Développement

Créer son compte Meta Cloud API pour WhatsApp Business sans BSP

De zéro au premier message WhatsApp en direct via Meta, sans BSP : application Meta, numéro de test, jeton temporaire puis permanent, et passage en production.

L’idée reçue veut qu’il faille passer par un revendeur — un BSP — pour accéder à l’API WhatsApp. C’est faux. Meta laisse n’importe quelle entreprise s’inscrire en direct, gratuitement, et envoyer son premier message en quelques minutes via un numéro de test. Ce tutoriel vous mène de zéro jusqu’au premier message envoyé, puis jusqu’à un numéro de production avec un jeton permanent — sans intermédiaire, en gardant le contrôle total.

C’est le premier satellite du cluster WhatsApp Cloud API en 2026, qui pose l’architecture d’ensemble. Les étapes décrites suivent le parcours officiel de Meta for Developers.

Ce qu’il faut avant de commencer

Trois prérequis, pas un de plus. Un compte Meta (le même qu’un compte Facebook) pour accéder au tableau de bord développeur. Un numéro de téléphone dédié pour la production : il ne doit pas être déjà actif sur l’application WhatsApp ou WhatsApp Business — sinon, il faudra d’abord supprimer ce compte. Et les informations de votre entreprise (nom légal, site, secteur), qui serviront à la vérification commerciale par Meta. Pour la phase de test, en revanche, aucun numéro n’est nécessaire : Meta en fournit un.

Un mot sur le choix du numéro de production : une carte SIM neuve, un numéro virtuel ou même une ligne fixe capable de recevoir un appel font l’affaire, du moment qu’ils peuvent encaisser le code de vérification et ne sont pas déjà liés à un compte WhatsApp. Beaucoup d’entreprises dédient un numéro spécifique à leur canal API, distinct de leur standard — plus propre à gérer, et sans conflit avec un usage personnel.

Dernier conseil avant de se lancer : gardez ouverts, dans des onglets séparés, le tableau de bord Meta for Developers et le Business Manager.

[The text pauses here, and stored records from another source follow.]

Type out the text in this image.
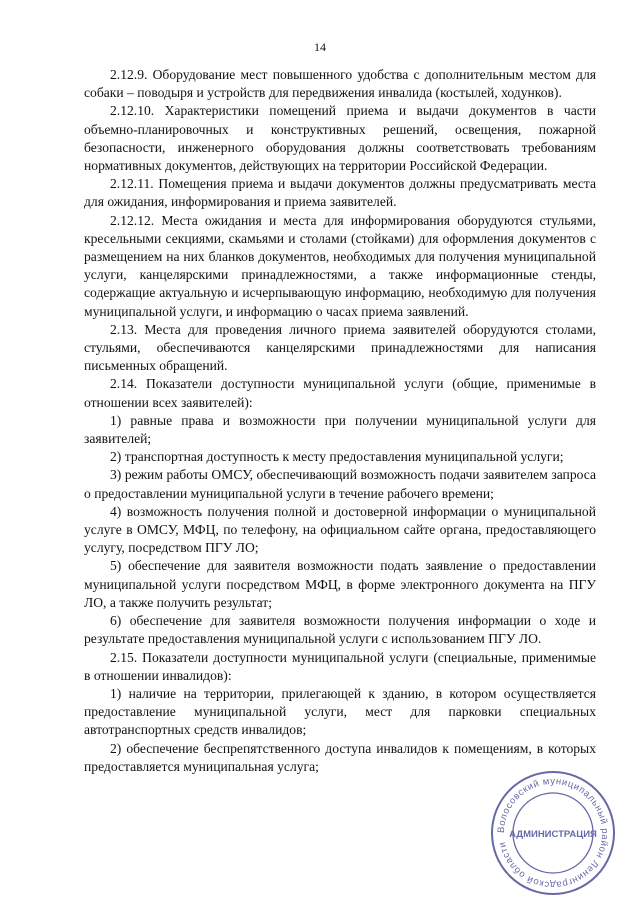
14

2.12.9. Оборудование мест повышенного удобства с дополнительным местом для собаки – поводыря и устройств для передвижения инвалида (костылей, ходунков).

2.12.10. Характеристики помещений приема и выдачи документов в части объемно-планировочных и конструктивных решений, освещения, пожарной безопасности, инженерного оборудования должны соответствовать требованиям нормативных документов, действующих на территории Российской Федерации.

2.12.11. Помещения приема и выдачи документов должны предусматривать места для ожидания, информирования и приема заявителей.

2.12.12. Места ожидания и места для информирования оборудуются стульями, кресельными секциями, скамьями и столами (стойками) для оформления документов с размещением на них бланков документов, необходимых для получения муниципальной услуги, канцелярскими принадлежностями, а также информационные стенды, содержащие актуальную и исчерпывающую информацию, необходимую для получения муниципальной услуги, и информацию о часах приема заявлений.

2.13. Места для проведения личного приема заявителей оборудуются столами, стульями, обеспечиваются канцелярскими принадлежностями для написания письменных обращений.

2.14. Показатели доступности муниципальной услуги (общие, применимые в отношении всех заявителей):

1) равные права и возможности при получении муниципальной услуги для заявителей;

2) транспортная доступность к месту предоставления муниципальной услуги;

3) режим работы ОМСУ, обеспечивающий возможность подачи заявителем запроса о предоставлении муниципальной услуги в течение рабочего времени;

4) возможность получения полной и достоверной информации о муниципальной услуге в ОМСУ, МФЦ, по телефону, на официальном сайте органа, предоставляющего услугу, посредством ПГУ ЛО;

5) обеспечение для заявителя возможности подать заявление о предоставлении муниципальной услуги посредством МФЦ, в форме электронного документа на ПГУ ЛО, а также получить результат;

6) обеспечение для заявителя возможности получения информации о ходе и результате предоставления муниципальной услуги с использованием ПГУ ЛО.

2.15. Показатели доступности муниципальной услуги (специальные, применимые в отношении инвалидов):

1) наличие на территории, прилегающей к зданию, в котором осуществляется предоставление муниципальной услуги, мест для парковки специальных автотранспортных средств инвалидов;

2) обеспечение беспрепятственного доступа инвалидов к помещениям, в которых предоставляется муниципальная услуга;

Волосовский муниципальный район Ленинградской области
АДМИНИСТРАЦИЯ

Le parcours fait des allers-retours entre les deux — l’un pour l’application et l’API, l’autre pour la vérification d’entreprise et l’utilisateur système — et les avoir sous la main fait gagner un temps précieux.

Étape 1 — Créer une application Meta

Tout part du tableau de bord Meta for Developers. On y crée une nouvelle application de type « Business », puis on lui ajoute le produit WhatsApp. Cette opération génère automatiquement deux choses essentielles : un WhatsApp Business Account (le WABA, qui regroupera vos numéros et vos templates) et un numéro de test prêt à l’emploi. Vous voilà avec un bac à sable fonctionnel, sans avoir fourni le moindre numéro.

Étape 2 — Le numéro de test et le jeton temporaire

Dans l’écran de configuration de l’API, Meta affiche le numéro de test, le Phone Number ID associé (l’identifiant technique qu’on placera dans l’URL des requêtes) et un jeton d’accès temporaire, valable environ 24 heures. Ce trio suffit pour tout tester.

Une contrainte du bac à sable : on ne peut écrire qu’à des numéros explicitement autorisés. On ajoute donc, dans la liste des destinataires, son propre numéro personnel — qui recevra un code de confirmation à saisir une fois.

Étape 3 — Envoyer son premier message

Tout est en place pour le moment de vérité. Avec le Phone Number ID et le jeton temporaire, une seule requête envoie un message vers votre numéro personnel :

curl -X POST   'https://graph.facebook.com/v23.0/<PHONE_NUMBER_ID>/messages'   -H 'Authorization: Bearer <ACCESS_TOKEN>'   -H 'Content-Type: application/json'   -d '{
    "messaging_product": "whatsapp",
    "to": "221770000000",
    "type": "template",
    "template": { "name": "hello_world", "language": { "code": "en_US" } }
  }'

Pour ce tout premier envoi, on utilise le template pré-approuvé hello_world que Meta fournit d’office — pratique, car en dehors d’une fenêtre de conversation ouverte, seuls les templates approuvés passent (la fameuse règle des 24 heures, détaillée dans le pilier). Quelques secondes plus tard, le message arrive sur votre WhatsApp. Vous venez d’utiliser l’API en production, sans BSP, sans serveur.

Un réflexe à prendre dès ce premier envoi : la réponse de l’API ne confirme pas la remise, seulement l’acceptation de la requête. Le statut réel — remis, lu, ou en échec — vous parviendra par webhook (ou se lit, à ce stade, dans le suivi du tableau de bord). Prenez l’habitude de distinguer « l’API a accepté ma requête » de « le client a bien reçu le message » : confondre les deux est la première source de fausses certitudes en production.

À noter : le numéro destinataire (to) s’écrit au format international, indicatif compris ; ici 221 pour le Sénégal. Et la version de l’API (v23.0) évolue : adoptez la version courante de l’API Graph.

Étape 4 — Passer en production avec son vrai numéro

Le numéro de test a ses limites (destinataires restreints, plafond bas). Pour servir de vrais clients, on enregistre son propre numéro. Dans la configuration du WABA, on ajoute le numéro dédié, on choisit un nom d’affichage (le nom qui apparaîtra à vos clients, soumis à validation Meta) et on confirme la propriété du numéro par un code reçu par SMS ou appel.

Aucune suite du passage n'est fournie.